PannickAtTheDisco
Well-Known Member
I disagree with your series of posts philosophically. There's two issues that are a bone of contention to me:
- The NHS should be ran as a business entity rather than Government.
- Foreign nationals should be charged any more than us.
These are actually the same point expressed different ways but it comes down to whether the NHS is there to provide healthcare/wellness or whether the NHS should have larger constraints than that singular goal. Healthcare and economic considerations don't really mix, as much as we like to put them together. At some point there will always have to be a decision where it comes down "can we afford to save this person's life?". Currently that only really applies to elderly people whose lives as seen as inherently less valuable than a young person's life and there's a round "understanding" on this between everybody involved.
My problem is that the NHS should provide healthcare because it is the right thing to do and not because it acts as collective health insurance for the whole country. I don't like the idea of charging foreign nationals for this very reason - we're creating a situation whereby NHS services hold an economic value that we want people to fulfil based on their country of residence. That's a small step to judging the NHS as an economic value to the people in this country.
There's very few things that many people agree on are Good Things that we should do because they are Good Things rather than because there is a financial aspect to it. You can argue the economic benefits that having the NHS brings and that's obviously true but it's framing the argument incorrectly. The NHS should survive and be funded because it's the right thing to do rather than attempting to create efficiencies and financial savings. Knocking it out of Government can't really achieve this because any business cannot survive without being an efficient retailer and economic considerations will always override human considerations. That's the nature of a business. The NHS needs to be able to outweigh human considerations with money and it's only really Governments that have the financial power and ethics to achieve this.
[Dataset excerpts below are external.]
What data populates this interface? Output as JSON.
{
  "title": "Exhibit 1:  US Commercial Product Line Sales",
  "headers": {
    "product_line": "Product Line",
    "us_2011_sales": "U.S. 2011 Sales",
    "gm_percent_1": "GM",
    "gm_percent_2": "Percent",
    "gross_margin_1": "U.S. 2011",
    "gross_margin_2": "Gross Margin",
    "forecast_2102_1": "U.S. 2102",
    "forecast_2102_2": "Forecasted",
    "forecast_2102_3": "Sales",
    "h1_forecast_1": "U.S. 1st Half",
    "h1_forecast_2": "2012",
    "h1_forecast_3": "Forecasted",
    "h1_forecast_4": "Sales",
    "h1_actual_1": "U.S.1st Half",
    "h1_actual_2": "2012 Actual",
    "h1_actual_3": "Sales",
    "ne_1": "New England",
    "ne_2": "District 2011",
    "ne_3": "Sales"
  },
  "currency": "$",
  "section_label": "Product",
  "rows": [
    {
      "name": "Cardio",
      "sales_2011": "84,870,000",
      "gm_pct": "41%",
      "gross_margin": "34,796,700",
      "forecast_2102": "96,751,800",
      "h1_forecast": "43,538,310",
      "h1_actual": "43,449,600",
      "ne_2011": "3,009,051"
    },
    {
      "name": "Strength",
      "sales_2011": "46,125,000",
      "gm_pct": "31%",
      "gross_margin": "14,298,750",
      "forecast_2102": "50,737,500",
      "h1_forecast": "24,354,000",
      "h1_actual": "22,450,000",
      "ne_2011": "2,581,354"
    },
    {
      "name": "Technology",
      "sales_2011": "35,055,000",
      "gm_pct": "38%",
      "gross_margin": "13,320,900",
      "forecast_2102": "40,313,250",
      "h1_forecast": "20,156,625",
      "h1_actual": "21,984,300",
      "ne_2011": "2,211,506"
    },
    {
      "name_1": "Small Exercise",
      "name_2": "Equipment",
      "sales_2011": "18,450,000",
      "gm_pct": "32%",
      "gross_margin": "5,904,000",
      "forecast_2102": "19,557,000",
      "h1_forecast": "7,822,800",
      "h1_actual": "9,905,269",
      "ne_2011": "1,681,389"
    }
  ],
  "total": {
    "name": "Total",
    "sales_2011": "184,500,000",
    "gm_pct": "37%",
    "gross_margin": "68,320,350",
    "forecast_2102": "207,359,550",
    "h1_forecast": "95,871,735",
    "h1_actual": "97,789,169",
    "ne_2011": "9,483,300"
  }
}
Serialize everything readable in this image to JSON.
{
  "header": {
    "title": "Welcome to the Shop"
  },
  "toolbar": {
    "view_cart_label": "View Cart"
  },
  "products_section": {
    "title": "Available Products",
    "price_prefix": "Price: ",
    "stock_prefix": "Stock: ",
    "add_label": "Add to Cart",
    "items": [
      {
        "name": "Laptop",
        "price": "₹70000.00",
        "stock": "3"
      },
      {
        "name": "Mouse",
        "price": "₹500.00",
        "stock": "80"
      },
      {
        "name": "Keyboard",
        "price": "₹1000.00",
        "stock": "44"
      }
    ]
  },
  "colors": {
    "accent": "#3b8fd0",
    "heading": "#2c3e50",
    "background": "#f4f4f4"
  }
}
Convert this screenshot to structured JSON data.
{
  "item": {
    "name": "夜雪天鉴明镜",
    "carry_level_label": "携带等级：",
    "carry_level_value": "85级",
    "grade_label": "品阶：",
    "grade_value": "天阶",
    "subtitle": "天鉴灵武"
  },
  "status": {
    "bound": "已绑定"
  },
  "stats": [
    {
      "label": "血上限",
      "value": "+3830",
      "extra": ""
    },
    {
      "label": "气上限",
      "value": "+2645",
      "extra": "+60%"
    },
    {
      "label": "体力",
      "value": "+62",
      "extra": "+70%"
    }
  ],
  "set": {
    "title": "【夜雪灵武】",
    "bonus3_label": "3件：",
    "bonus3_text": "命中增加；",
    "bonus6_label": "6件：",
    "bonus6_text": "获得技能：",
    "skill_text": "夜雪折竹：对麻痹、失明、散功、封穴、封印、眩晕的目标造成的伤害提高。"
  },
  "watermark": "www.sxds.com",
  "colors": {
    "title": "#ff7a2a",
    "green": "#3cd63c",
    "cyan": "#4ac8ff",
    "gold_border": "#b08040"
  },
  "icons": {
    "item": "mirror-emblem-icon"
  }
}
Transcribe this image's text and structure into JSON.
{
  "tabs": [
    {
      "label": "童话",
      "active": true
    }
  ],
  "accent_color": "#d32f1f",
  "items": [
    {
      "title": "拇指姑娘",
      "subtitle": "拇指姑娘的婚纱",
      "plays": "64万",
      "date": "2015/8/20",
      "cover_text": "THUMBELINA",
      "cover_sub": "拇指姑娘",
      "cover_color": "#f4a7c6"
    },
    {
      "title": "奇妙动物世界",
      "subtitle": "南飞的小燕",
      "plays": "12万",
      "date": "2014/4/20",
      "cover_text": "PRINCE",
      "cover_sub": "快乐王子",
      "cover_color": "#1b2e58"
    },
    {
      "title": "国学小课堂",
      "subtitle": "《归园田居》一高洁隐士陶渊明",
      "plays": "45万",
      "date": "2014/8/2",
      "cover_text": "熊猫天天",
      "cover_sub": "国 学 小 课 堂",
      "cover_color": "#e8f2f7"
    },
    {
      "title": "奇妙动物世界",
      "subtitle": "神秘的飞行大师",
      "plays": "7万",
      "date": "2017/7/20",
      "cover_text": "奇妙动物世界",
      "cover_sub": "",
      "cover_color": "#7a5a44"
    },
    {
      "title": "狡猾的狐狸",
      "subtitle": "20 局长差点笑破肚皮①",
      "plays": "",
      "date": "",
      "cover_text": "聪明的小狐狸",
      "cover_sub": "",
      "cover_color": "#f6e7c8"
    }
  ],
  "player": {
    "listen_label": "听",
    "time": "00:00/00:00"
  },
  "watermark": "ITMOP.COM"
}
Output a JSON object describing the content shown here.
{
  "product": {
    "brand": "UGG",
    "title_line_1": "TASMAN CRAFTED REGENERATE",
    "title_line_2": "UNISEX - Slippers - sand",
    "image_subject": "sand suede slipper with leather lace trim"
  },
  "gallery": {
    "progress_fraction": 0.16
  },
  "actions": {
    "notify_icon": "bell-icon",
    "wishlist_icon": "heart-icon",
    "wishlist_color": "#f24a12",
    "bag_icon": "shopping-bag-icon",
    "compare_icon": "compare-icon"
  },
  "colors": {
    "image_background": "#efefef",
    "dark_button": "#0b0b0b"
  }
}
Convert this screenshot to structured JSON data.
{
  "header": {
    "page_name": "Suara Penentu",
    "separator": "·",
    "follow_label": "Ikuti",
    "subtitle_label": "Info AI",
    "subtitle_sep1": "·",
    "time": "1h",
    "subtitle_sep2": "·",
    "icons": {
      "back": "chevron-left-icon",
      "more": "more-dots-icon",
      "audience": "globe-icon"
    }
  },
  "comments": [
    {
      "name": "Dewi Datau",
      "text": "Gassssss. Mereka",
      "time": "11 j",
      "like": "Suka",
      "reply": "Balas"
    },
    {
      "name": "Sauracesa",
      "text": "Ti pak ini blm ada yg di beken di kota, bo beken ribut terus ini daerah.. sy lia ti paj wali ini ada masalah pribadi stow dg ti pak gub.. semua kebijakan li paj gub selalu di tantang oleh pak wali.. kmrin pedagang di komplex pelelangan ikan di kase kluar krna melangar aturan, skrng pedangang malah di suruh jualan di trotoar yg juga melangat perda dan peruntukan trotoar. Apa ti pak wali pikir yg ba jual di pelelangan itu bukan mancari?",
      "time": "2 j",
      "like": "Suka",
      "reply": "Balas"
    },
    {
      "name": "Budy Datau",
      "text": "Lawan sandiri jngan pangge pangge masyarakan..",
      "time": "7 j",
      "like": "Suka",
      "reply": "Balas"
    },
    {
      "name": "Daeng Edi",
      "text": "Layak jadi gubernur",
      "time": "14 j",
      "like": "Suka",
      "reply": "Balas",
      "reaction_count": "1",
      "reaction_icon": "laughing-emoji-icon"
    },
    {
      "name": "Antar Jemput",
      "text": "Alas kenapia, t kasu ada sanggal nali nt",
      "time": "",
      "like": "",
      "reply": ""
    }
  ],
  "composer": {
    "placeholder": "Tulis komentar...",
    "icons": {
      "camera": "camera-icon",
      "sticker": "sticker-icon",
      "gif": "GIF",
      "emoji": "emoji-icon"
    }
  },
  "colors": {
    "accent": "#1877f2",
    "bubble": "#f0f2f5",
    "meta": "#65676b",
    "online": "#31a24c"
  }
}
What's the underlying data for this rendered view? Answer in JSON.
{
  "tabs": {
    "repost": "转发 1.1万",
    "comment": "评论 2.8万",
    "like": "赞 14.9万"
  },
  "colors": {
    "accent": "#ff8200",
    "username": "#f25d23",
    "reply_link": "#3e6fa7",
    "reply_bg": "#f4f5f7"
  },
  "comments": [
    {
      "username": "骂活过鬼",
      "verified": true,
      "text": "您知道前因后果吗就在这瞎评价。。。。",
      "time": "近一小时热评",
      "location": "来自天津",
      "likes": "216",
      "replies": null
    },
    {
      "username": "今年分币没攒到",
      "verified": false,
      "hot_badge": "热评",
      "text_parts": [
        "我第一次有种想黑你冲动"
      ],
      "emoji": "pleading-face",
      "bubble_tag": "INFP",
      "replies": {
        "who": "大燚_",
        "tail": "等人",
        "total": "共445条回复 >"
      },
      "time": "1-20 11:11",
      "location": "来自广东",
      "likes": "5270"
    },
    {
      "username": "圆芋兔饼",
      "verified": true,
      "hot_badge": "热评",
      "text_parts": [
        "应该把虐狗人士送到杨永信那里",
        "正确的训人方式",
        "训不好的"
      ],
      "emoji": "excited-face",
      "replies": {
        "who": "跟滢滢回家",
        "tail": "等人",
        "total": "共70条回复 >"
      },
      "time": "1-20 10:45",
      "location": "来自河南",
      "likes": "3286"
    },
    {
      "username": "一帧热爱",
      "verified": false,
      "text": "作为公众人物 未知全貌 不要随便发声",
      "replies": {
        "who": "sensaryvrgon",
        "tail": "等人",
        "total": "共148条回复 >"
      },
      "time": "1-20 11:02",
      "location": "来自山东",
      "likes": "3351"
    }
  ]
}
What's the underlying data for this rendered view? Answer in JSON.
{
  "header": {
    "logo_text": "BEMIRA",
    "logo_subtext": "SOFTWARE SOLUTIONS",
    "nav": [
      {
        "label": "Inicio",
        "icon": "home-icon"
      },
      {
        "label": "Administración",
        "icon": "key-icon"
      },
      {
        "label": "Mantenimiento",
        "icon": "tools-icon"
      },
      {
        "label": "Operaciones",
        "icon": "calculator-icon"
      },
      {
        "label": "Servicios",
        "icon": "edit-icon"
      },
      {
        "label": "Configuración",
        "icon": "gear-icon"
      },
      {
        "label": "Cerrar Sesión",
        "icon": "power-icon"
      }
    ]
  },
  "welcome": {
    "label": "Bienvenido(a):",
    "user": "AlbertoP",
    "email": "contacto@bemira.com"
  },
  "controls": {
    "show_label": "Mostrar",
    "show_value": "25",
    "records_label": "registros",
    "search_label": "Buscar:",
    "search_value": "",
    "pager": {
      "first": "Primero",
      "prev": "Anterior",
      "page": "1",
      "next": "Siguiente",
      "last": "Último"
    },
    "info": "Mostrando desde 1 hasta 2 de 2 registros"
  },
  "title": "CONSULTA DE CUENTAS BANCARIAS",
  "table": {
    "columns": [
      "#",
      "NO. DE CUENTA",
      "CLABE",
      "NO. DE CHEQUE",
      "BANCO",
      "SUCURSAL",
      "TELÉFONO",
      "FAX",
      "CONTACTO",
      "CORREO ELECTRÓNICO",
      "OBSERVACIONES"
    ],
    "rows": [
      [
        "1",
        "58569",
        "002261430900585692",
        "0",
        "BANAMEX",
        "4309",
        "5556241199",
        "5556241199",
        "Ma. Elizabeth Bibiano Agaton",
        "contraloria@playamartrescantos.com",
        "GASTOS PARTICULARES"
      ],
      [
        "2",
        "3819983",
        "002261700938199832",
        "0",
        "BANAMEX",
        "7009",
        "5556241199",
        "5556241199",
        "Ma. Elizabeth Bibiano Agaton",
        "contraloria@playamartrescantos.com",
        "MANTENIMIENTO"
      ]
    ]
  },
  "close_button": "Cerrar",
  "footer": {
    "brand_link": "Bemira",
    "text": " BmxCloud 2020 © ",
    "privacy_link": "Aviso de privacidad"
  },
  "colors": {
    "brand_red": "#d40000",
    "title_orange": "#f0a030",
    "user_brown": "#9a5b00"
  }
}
I would argue the NHS is indispensable and therefore it's value to British society is so great that foreign nationals should absolutely pay as much as possible. Considering they pop over and don't pay their taxes here to contribute, they should have to fork out as much as we can get from them. If they want such a great service and think they can do it more affordably, go try in their own country, if not then they should accept they need to help prop up the service they want to use. The NHS is the right thing to do, but people need to pay for it, and in my view paying for it based on use against income is fairer than arbitrarily putting people's taxes up, particularly if they're young, healthy and don't use it.